Tesla is reportedly encouraging numerous Chinese suppliers to establish factories in Mexico, reports unnamed sources speaking to 36kr. The urgency of this transition, according to industry insiders, lies in Tesla’s ambitious plan to emulate its efficient Giga Shanghai overseas.

Tesla suppliers, including the Xusheng Group, have already revealed intentions to build factories in Mexico this year. The Xusheng Group disclosed plans in March for a production base in Mexico, with an investment capped at $276 million. The project, officially inaugurated in late May in Coahuila, Mexico, is expected to commence production by mid-2024, provided there are no unforeseen delays.

Multiple domestic production line equipment manufacturers are also catching up with this trend, setting up offices in Mexico to handle design, after-sales support, and other operational facets. Some suppliers have even transported production line workers directly to Mexico to expedite factory construction.

During this year’s Investor Day, Tesla announced the location for its fifth Gigafactory in Monterrey, the capital of Nuevo Leon, Mexico. Mexican authorities have declared that the investment for this facility will surpass $5 billion, with the plant anticipated to produce 1 million “next-gen” vehicles annually. However, considering the planned land use, the Monterrey factory’s production capacity could potentially exceed this figure.

Tesla has been able to deliver 1.31 million vehicles globally in 2022, with its Shanghai factory accounting for more than 710,000 vehicles, underpinning Tesla’s impressive annual gross profit margin of 28.5%. By fostering the transition of a well-established supply chain to overseas operations, Tesla reportedly hopes to replicate the success of Giga Shanghai but in Mexico.

Tesla’s automotive business senior vice president, Zhu Xiaotong (Tom Zhu), is reportedly focusing heavily on the Monterrey factory. Zhu’s previous efforts had spearheaded the completion and commissioning of Giga Shanghai.

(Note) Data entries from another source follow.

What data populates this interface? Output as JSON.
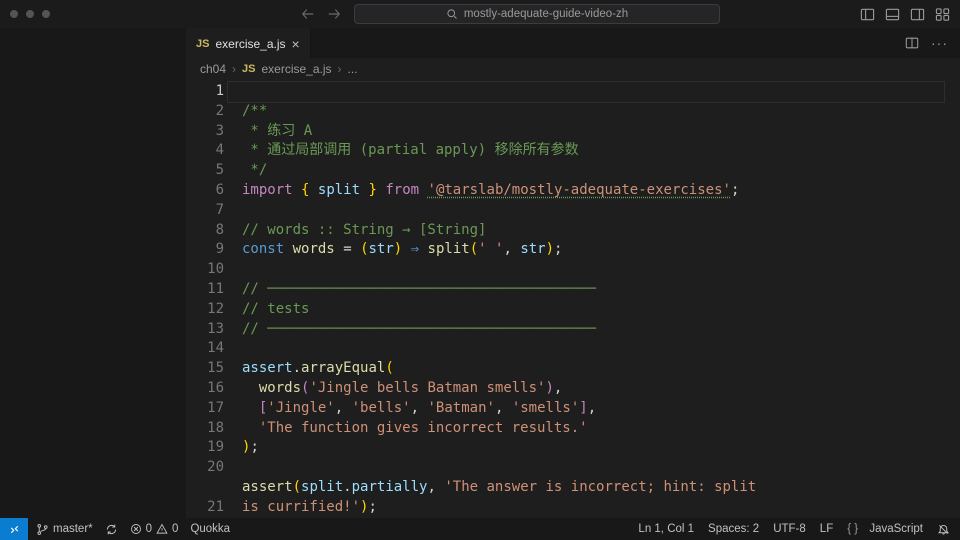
{
  "search_placeholder": "mostly-adequate-guide-video-zh",
  "tab": {
    "icon": "JS",
    "name": "exercise_a.js"
  },
  "crumbs": {
    "folder": "ch04",
    "file": "exercise_a.js",
    "sym": "..."
  },
  "gutter_current": 1,
  "code": {
    "l1": "/**",
    "l2_a": " * 练习 A",
    "l3_a": " * 通过局部调用 (partial apply) 移除所有参数",
    "l4": " */",
    "l5_import": "import",
    "l5_split": "split",
    "l5_from": "from",
    "l5_pkg": "'@tarslab/mostly-adequate-exercises'",
    "l7": "// words :: String → [String]",
    "l8_const": "const",
    "l8_words": "words",
    "l8_str": "str",
    "l8_split": "split",
    "l8_space": "' '",
    "l8_str2": "str",
    "l10": "// ───────────────────────────────────────",
    "l11": "// tests",
    "l12": "// ───────────────────────────────────────",
    "l14_assert": "assert",
    "l14_ae": "arrayEqual",
    "l15_words": "words",
    "l15_arg": "'Jingle bells Batman smells'",
    "l16_a": "'Jingle'",
    "l16_b": "'bells'",
    "l16_c": "'Batman'",
    "l16_d": "'smells'",
    "l17": "'The function gives incorrect results.'",
    "l20_assert": "assert",
    "l20_split": "split",
    "l20_part": "partially",
    "l20_msg1": "'The answer is incorrect; hint: split\nis currified!'",
    "l20_msg_a": "'The answer is incorrect; hint: split ",
    "l20_msg_b": "is currified!'"
  },
  "status": {
    "branch": "master*",
    "sync": "",
    "errors": "0",
    "warnings": "0",
    "quokka": "Quokka",
    "lncol": "Ln 1, Col 1",
    "spaces": "Spaces: 2",
    "encoding": "UTF-8",
    "eol": "LF",
    "lang": "JavaScript"
  }
}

The United States-Mexico-Canada Agreement (USMCA), which came into effect on July 1, 2020, has also played a significant role in this shift. The agreement mandates that to enjoy zero tariffs, 75% of an automobile’s components must be manufactured within the region, a substantial increase from the previous requirement of 62.5%. Tesla’s recent moves align seamlessly with this trend.

Tesla suppliers establishing operations in Mexico have reportedly already secured orders from Tesla and other North American customers. However, unlike domestic factories that can obtain land and financial support, companies in Mexico generally benefit from tax incentives and talent subsidies.

Mexico already boasts a substantial automotive industry, with numerous Chinese companies like Joyson Electronics and Sanhua Intelligent Control extending their operations there. Coupled with local industrial support and the advantages of reaching American markets, Tesla’s Monterrey factory marks a significant leap for the company’s production in the forthcoming years.

Despite Mexico’s low labor costs and comprehensive industrial chain, some industry insiders caution that the country’s market maturity lags behind Europe and America, and social and geographical risks could be comparatively higher. As such, companies are encouraged to consider the boundaries and effects of their investments carefully.